Before starting any debugging validation:

- [ ] Classified task type? (Long-running vs Exploratory)
- [ ] If long-running: Limited to 1-2 GPUs?
- [ ] If long-running: Selected single task for full validation?
- [ ] Remaining GPUs allocated for exploration?
- [ ] Execution plan output with all required sections?
- [ ] Stopping criteria defined?
- [ ] No user override requested? (Default conservative behavior)

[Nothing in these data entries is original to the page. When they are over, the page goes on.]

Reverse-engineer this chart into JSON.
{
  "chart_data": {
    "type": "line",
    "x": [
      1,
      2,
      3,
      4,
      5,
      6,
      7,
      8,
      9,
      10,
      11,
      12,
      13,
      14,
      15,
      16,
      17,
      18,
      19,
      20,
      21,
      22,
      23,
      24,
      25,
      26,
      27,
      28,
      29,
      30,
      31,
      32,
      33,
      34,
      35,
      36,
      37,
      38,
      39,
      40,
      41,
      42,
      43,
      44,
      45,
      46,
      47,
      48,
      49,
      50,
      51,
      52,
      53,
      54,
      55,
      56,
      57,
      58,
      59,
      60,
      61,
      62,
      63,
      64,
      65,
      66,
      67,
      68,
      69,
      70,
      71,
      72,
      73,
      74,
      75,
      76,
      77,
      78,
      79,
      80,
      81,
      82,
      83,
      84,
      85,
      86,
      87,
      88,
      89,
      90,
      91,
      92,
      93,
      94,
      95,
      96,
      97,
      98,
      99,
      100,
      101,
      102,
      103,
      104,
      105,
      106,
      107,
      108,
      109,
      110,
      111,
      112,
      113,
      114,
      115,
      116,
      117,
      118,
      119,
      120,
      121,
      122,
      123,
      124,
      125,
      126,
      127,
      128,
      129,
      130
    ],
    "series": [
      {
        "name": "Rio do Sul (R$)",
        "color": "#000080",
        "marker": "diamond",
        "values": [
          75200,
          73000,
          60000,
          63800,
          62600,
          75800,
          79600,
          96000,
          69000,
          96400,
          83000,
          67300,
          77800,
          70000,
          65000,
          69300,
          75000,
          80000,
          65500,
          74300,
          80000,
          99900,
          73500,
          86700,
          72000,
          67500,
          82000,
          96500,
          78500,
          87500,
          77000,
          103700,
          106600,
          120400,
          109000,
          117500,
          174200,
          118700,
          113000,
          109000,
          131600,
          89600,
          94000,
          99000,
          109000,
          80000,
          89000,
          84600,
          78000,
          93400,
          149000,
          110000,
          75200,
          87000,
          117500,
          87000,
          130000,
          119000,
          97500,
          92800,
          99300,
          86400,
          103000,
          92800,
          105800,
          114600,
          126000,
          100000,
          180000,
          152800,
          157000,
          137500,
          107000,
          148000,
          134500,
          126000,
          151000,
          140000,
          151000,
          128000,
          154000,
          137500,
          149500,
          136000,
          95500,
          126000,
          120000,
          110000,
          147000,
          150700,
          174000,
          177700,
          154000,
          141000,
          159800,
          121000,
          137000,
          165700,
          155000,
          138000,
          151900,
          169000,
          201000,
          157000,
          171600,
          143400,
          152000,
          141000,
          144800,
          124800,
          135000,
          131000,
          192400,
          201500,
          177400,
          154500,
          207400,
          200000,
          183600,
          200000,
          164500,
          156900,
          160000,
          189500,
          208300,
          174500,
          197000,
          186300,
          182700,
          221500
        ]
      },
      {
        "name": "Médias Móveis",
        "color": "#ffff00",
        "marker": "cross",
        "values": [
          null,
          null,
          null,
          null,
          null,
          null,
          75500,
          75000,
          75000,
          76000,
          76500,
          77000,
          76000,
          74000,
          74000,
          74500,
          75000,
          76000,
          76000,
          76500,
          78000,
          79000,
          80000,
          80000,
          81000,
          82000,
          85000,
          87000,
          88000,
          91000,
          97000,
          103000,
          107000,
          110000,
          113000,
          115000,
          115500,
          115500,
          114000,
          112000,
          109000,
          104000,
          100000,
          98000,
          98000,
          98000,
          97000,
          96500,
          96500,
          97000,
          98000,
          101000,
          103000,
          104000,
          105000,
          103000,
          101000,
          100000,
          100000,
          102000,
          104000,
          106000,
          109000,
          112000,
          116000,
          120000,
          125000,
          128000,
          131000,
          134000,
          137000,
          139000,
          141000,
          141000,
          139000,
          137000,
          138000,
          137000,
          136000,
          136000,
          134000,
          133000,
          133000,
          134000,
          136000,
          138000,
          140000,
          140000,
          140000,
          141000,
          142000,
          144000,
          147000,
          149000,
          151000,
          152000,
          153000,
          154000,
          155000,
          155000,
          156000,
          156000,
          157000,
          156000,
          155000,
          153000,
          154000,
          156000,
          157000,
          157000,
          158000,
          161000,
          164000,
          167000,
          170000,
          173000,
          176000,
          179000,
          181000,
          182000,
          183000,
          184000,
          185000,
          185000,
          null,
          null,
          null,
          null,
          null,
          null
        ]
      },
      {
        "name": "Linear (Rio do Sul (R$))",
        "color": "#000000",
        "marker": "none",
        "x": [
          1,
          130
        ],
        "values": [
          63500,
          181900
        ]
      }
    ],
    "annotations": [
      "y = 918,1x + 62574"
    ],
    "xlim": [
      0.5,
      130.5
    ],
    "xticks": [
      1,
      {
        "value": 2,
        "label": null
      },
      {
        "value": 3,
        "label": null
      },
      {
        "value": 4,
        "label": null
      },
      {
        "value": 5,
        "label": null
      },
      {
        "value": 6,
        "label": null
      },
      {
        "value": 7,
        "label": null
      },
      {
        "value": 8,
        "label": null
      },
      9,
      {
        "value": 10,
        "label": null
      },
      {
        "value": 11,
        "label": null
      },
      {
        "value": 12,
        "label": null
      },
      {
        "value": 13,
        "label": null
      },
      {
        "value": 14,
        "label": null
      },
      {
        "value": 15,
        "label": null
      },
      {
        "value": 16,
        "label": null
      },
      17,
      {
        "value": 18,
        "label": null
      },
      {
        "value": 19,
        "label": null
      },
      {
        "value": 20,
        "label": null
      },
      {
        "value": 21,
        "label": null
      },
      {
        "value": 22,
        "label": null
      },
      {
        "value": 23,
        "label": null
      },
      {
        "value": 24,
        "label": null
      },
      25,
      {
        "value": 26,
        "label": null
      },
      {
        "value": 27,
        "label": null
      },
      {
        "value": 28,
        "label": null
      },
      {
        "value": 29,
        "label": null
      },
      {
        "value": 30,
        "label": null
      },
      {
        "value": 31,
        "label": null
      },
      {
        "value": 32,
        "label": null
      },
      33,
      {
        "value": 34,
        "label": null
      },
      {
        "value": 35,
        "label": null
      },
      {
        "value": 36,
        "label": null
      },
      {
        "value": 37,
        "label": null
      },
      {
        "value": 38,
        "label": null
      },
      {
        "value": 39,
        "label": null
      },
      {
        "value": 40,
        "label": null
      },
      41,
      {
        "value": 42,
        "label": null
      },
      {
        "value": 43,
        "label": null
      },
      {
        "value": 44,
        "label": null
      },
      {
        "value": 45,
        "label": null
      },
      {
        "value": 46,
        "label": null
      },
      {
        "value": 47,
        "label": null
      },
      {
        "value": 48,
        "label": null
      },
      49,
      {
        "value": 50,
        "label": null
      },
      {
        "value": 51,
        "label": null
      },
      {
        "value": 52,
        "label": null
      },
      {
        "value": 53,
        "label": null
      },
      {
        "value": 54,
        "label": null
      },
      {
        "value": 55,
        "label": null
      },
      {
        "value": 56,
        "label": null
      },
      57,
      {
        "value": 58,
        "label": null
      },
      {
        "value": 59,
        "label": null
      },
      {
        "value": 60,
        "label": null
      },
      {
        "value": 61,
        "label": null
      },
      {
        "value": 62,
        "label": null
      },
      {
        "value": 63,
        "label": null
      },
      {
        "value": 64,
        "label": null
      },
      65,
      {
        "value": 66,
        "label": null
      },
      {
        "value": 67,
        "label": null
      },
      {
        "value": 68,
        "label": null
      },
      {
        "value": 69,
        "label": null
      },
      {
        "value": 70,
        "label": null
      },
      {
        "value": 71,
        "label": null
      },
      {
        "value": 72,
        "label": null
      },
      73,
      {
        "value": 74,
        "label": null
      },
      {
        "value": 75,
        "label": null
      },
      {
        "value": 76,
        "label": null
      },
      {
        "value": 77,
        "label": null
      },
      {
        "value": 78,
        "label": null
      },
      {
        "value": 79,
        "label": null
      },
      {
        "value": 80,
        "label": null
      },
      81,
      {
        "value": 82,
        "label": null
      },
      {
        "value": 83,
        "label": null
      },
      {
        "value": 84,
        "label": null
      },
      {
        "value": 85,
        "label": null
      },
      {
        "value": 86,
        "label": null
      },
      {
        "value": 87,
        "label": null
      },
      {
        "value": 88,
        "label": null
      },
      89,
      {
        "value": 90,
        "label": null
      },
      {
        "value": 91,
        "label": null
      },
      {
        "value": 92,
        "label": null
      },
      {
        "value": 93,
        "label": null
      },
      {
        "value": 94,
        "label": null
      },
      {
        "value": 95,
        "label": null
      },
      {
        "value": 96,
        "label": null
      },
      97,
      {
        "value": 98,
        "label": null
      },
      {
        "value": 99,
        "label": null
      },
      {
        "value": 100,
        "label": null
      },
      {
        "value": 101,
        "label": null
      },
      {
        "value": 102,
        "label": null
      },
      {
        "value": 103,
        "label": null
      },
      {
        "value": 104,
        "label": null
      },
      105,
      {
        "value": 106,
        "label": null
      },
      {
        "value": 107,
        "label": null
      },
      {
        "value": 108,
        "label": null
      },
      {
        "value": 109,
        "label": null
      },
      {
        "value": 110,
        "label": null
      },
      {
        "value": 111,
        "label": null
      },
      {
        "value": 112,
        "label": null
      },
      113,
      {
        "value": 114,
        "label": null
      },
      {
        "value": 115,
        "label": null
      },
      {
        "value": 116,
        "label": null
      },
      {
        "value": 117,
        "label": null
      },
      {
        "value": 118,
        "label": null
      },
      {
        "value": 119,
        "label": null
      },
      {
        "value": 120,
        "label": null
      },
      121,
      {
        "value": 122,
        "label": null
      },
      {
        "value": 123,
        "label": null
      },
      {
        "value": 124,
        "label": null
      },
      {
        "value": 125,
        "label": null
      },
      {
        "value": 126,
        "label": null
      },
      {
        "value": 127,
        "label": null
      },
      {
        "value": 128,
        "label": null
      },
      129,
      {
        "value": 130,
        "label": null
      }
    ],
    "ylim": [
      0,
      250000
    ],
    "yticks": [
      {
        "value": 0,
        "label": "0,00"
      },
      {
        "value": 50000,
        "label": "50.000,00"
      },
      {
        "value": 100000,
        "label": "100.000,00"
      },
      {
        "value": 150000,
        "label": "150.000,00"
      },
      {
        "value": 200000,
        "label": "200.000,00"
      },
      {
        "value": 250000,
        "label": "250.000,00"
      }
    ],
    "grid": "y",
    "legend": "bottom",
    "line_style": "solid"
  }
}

Before proposing any code modification:

- [ ] Bug reproducible with specific test cases?
- [ ] Root cause isolated (not just symptoms)?
- [ ] At least 3 independent test runs confirming the issue?
- [ ] Alternative explanations ruled out?
- [ ] Mechanism of bug clearly understood?
- [ ] Evidence documented in findings.md?

---

## 11. Rule Violations

The following actions **VIOLATE** this rule:

1. Using all 6+ GPUs for a single 100-sample validation
2. Running full validation on all tasks without completing single-task first
3. Starting long validation without outputting execution plan
4. Not reserving GPUs for exploration when ≥4 GPUs available
5. Scaling up without meeting conditions in Section 4
6. **Modifying code before gathering sufficient evidence** (Section 8)
7. Proposing fixes based on single test failure or speculation
8. Changing multiple code locations simultaneously without isolation testing

---

## 12. Integration with Other Rules

This rule works alongside:
- `gpu-testing.md`: GPU type detection and basic allocation
- `planning-with-files.md`: Progress tracking for long validations
- `testing.md`: Test script conventions

When conflicts arise, this rule takes precedence for debugging scenarios.